Tutorial on Biometric Spoofing and Anti-Spoofing a.k.a. Presentation Attack Detection

Copy of the slides: Part 1  & Part 2

Abstract:

In biometrics, presentation attacks (also referred to as spoofing) are performed by falsifying the biometric trait and then presenting this falsified information to the biometric system, one such example is to fool a fingerprint system by copying the fingerprint of another person and creating an artificial or gummy finger which can then be presented to the biometric system to falsely gain access. This is an issue that needs to be addressed urgently because it has recently been shown that conventional biometric techniques, such as fingerprints and face, are vulnerable to presentation attacks.

This tutorial will present:
– an introduction to the problem of presentation attacks,
– the vulnerability of some biometrics to presentation attacks,
– a review of some methods for presentation attack detection methods,
– a methodology for the evaluation of biometrics under presentation attacks,
– a methodology for the evaluation of presentation attack detection.

We plan to propose before the tutorial optional material to reproduce with no effort (no programming) experiments in face and voice PAD using the BEAT platform.

Short Bio:
Sébastien Marcel received the Ph.D. degree in signal processing from Université de Rennes I in France (2000) at CNET, the research center of France Telecom (now Orange Labs). He is currently interested in pattern recognition and machine learning with a focus on biometrics security. He is a senior researcher at the Idiap Research Institute (CH), where he heads a research team and conducts research on face recognition, speaker recognition, vein recognition and presentation attack detection (anti-spoofing).

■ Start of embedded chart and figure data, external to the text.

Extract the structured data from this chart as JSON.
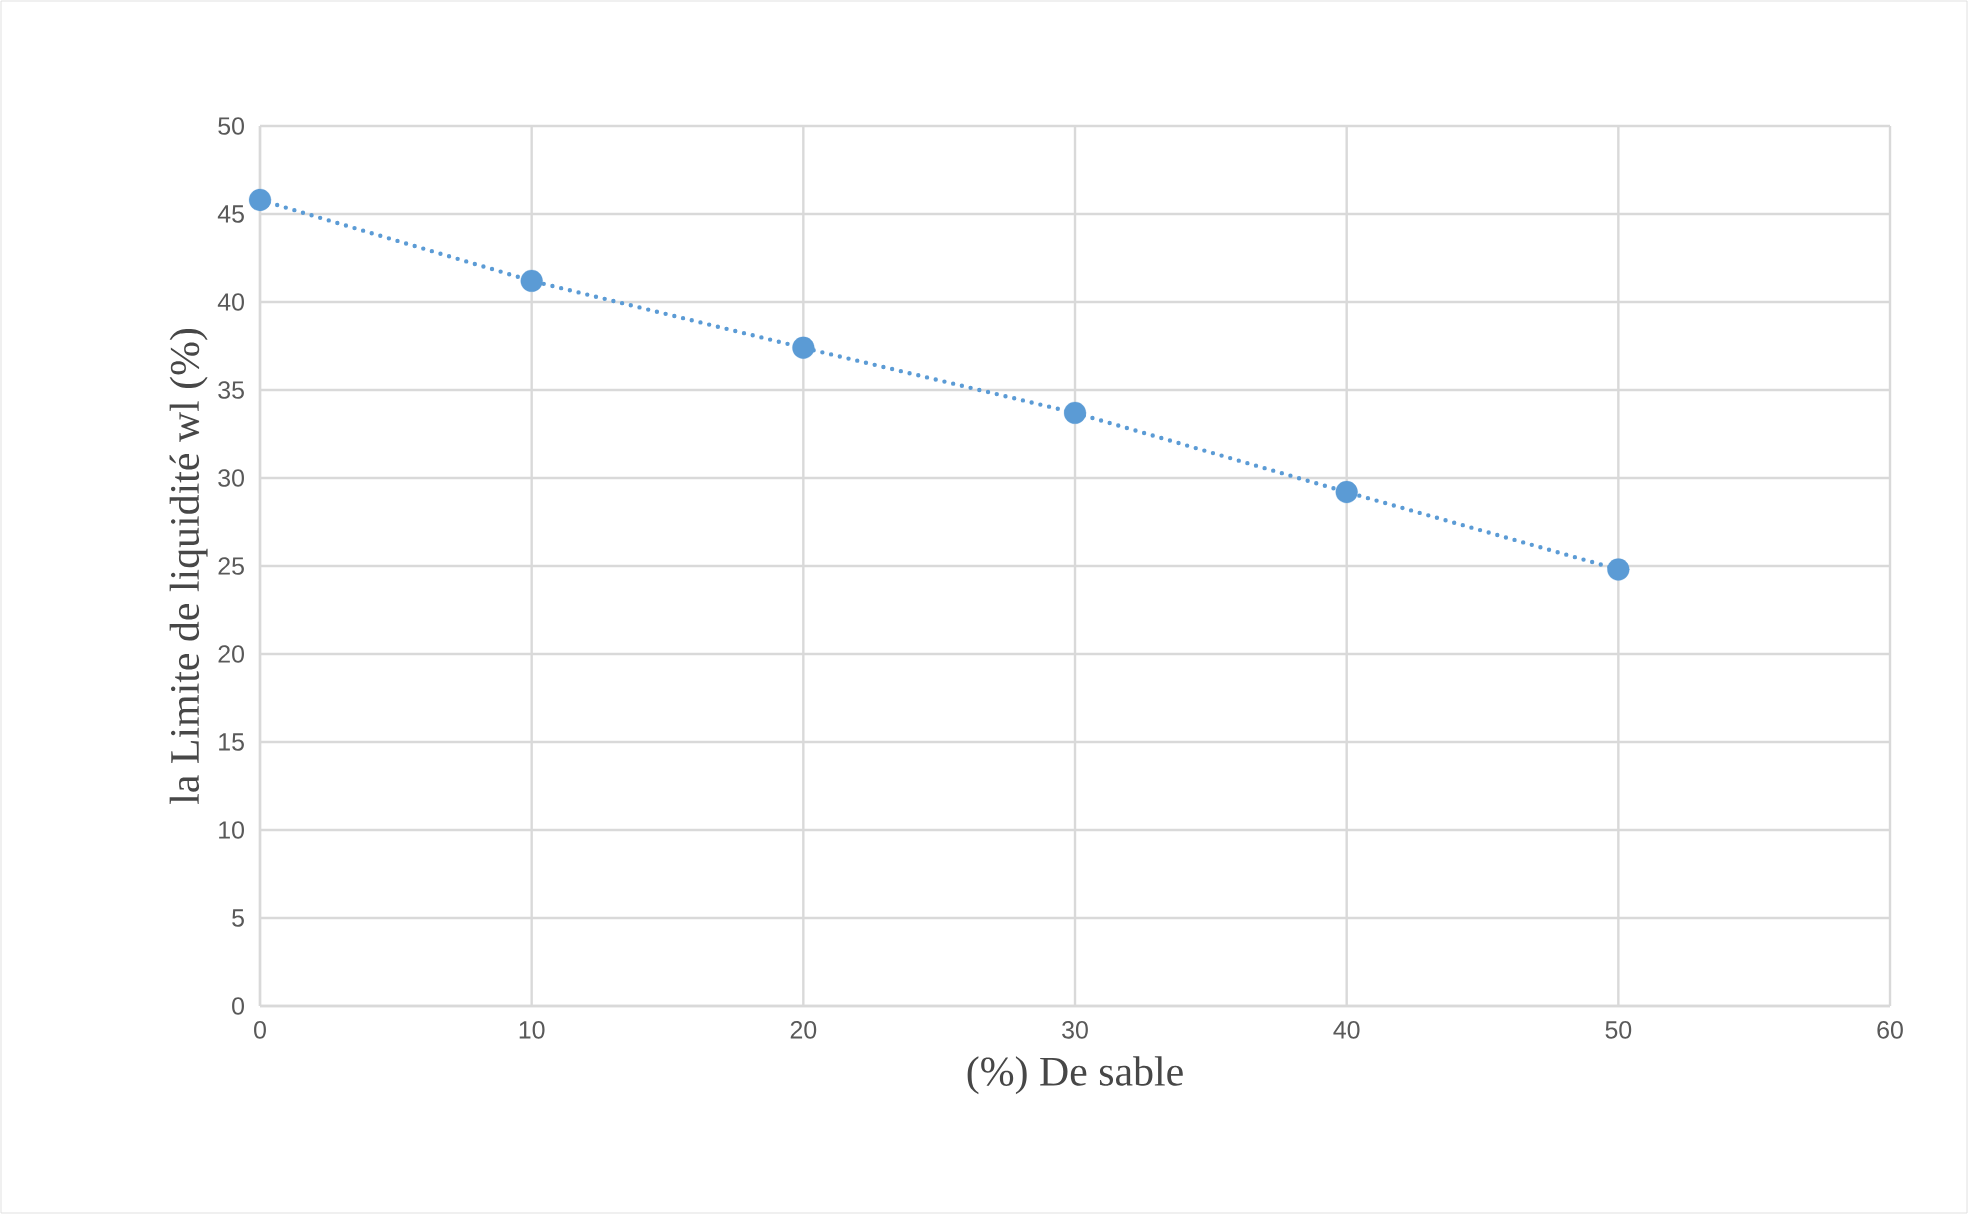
{
  "chart_data": {
    "type": "line",
    "xlabel": "(%) De sable",
    "ylabel": "la Limite de liquidité wl (%)",
    "x": [
      0,
      10,
      20,
      30,
      40,
      50
    ],
    "series": [
      {
        "color": "#5b9bd5",
        "values": [
          45.8,
          41.2,
          37.4,
          33.7,
          29.2,
          24.8
        ]
      }
    ],
    "xlim": [
      0,
      60
    ],
    "xticks": [
      0,
      10,
      20,
      30,
      40,
      50,
      60
    ],
    "ylim": [
      0,
      50
    ],
    "yticks": [
      0,
      5,
      10,
      15,
      20,
      25,
      30,
      35,
      40,
      45,
      50
    ],
    "grid": true,
    "marker": "circle",
    "line_style": "dotted"
  }
}
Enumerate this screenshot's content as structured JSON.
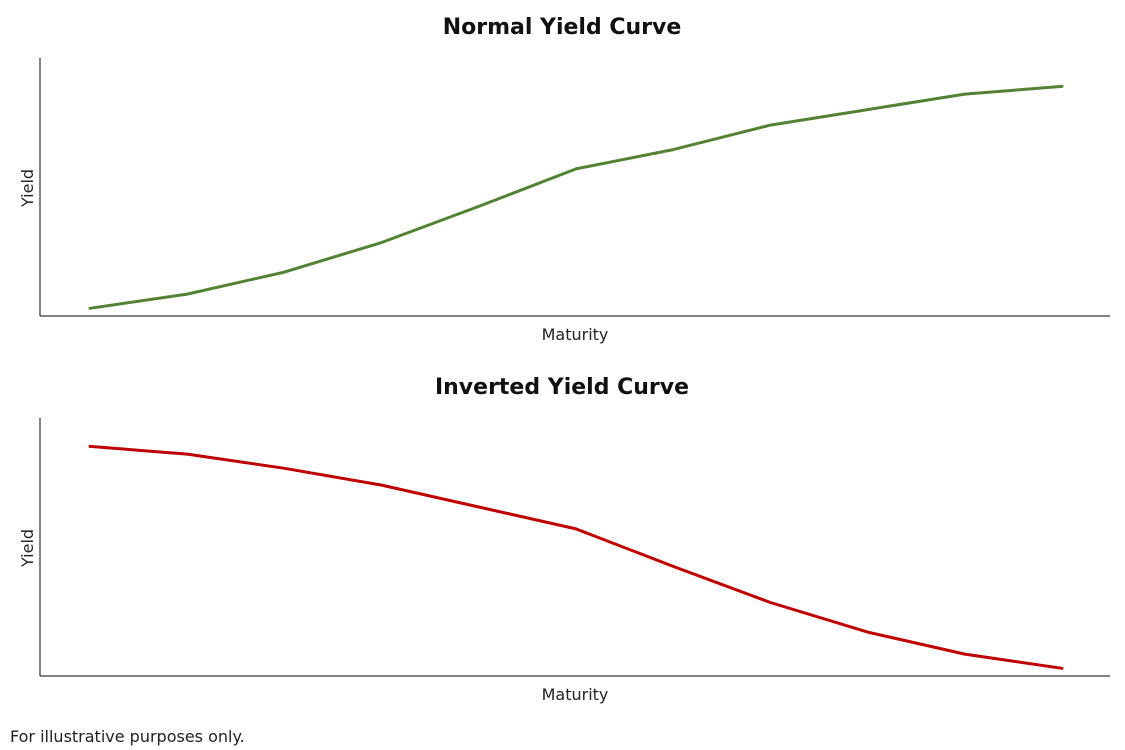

In 2010, he was appointed Visiting Associate Professor at the University of Cagliari (IT) where he taught a series of lectures in face recognition. He is lecturer at the Ecole Polytechnique Fédérale de Lausanne (EPFL) where he is teaching on “Fundamentals in Statistical Pattern Recognition”. He serves on the Program Committee of several scientific journals and international conferences in pattern recognition and computer vision. He is Associate Editor of IEEE Signal Processing Letters. He was Associate Editor of IEEE Transactions on Information Forensics and Security, a Co-editor of the “Handbook of Biometric Anti-Spoofing”, a Guest Editor of the IEEE Transactions on Information Forensics and Security Special Issue on “Biometric Spoofing and Countermeasures”, and Co-editor of the IEEE Signal Processing Magazine Special Issue on “Biometric Security and Privacy”.
Finally he was the principal investigator of international research projects including MOBIO (EU FP7 Mobile Biometry), TABULA RASA (EU FP7 Trusted Biometrics under Spoofing Attacks) and BEAT (EU FP7 Biometrics Evaluation and Testing).